El proceso referido arriba coincidió trágicamente con otro que ha conducido al estado deplorable de la justicia en México. Prácticamente, todos los mexicanos sabemos que las sentencias se compran y se venden. La cantidad de casos en que los jueces son comprados por criminales, o por aquellos que pueden pagar su impunidad, están a la vista. El poder judicial ha sido incapaz de sanearse y el nepotismo que lo caracteriza no se ha corregido. Y por ello es que se requiere una gran presión de la opinión pública para que la SCJN y el Consejo de la Judicatura hagan algo al respecto. El presidente López Obrador ha cuestionado duramente lo que a su juicio son tecnicismos legales que los jueces ejercen a contrapelo de la ética y la justicia. Criminales que son liberados por un requisito sin importancia, cuentas bancarias desbloqueadas por falta de un procedimiento, a pesar de que se trate de sumas absurdas y desproporcionadas para los ingresos de un servidor público o de las actividades de un particular. Es evidente que esta grave situación solo podrá ser corregida en el próximo sexenio, cuando la presión de la opinión pública y de los otros dos poderes de la unión obliguen al Poder Judicial a tomar las medidas que sean necesarias, y lo mismo vale para las Fiscalías. Otro asunto que se tendrá que resolver, a partir del nuevo gobierno, es la legitimidad de lo que los académicos llaman Lawfare, la guerra mediática y jurídica para descalificar a un adversario o para detener la transformación. El desafuero de AMLO fue un caso evidente, lo mismo que varios amparos en materia eléctrica, y varios acuerdos para proteger a narcotraficantes o delincuentes como los factureros. Han sido un recurso político propiciado por jueces inescrupulosos que no tienen compromiso con el saneamiento del poder del que forman parte. 

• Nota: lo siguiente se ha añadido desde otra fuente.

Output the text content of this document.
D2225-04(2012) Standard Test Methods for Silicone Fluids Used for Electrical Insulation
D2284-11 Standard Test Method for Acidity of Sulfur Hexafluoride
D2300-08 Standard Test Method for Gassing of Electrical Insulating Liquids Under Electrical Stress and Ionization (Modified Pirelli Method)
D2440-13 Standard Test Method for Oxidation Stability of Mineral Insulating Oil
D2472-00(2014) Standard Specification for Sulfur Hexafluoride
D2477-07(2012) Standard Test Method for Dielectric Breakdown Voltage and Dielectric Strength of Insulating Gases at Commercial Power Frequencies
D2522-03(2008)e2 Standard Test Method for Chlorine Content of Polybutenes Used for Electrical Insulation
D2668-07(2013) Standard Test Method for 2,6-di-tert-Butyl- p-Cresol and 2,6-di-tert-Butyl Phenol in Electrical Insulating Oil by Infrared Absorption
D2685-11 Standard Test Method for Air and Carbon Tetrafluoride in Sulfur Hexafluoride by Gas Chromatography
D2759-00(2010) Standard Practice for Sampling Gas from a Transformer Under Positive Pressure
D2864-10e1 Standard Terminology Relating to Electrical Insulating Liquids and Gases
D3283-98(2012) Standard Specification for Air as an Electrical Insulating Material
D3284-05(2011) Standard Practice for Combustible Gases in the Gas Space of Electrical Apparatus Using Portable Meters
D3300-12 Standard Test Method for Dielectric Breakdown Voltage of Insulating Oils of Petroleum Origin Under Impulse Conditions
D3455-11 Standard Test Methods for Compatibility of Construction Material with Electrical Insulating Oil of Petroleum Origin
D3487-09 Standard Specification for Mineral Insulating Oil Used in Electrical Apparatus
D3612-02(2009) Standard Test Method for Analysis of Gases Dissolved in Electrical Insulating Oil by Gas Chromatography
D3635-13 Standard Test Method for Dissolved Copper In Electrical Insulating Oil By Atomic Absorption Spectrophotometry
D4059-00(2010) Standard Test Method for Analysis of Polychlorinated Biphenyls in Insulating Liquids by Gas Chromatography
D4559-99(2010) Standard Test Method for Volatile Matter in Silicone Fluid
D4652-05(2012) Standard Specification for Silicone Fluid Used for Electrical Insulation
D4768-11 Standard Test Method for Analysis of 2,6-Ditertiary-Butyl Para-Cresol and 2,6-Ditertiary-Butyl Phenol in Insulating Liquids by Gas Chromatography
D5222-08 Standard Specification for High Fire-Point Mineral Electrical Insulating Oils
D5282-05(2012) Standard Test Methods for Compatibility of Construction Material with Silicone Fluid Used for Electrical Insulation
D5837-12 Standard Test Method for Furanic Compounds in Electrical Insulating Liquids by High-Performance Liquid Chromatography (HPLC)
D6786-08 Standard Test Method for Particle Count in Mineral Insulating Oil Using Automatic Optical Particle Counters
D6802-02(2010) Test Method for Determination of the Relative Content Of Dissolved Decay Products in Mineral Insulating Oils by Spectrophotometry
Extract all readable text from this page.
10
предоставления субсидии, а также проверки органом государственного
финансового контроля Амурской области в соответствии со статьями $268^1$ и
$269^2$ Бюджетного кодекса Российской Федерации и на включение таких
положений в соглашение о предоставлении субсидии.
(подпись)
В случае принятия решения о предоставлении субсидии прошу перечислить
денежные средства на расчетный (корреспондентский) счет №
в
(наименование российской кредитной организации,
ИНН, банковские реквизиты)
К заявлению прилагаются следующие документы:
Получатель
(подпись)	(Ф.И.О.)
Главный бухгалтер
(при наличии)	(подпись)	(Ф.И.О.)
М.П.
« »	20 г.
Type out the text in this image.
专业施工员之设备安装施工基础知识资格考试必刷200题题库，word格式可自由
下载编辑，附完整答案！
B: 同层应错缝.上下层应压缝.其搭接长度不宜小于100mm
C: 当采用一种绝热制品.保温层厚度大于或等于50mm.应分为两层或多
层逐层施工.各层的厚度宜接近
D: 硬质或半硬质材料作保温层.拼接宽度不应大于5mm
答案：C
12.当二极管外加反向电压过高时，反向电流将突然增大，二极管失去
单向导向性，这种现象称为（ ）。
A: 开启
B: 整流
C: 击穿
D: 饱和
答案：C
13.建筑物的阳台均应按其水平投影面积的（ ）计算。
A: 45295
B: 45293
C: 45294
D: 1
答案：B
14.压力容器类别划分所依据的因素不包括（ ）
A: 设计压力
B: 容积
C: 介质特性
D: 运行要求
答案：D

Por todo lo anterior, los electores mexicanos deberemos tener en cuenta que las asignaturas pendientes son muy importantes, y que solo las podremos resolver si en 2024 llevamos al poder presidencial a una persona muy comprometida con la transformación, que cuente con un apoyo electoral aún mayor que el que obtuvo AMLO en 2018. Debemos tener presente que, reformas como la que requiere el Poder Judicial, solo se podrán realizar con una amplia mayoría de votos y de legisladores igualmente convencidos de los cambios que el país requiere.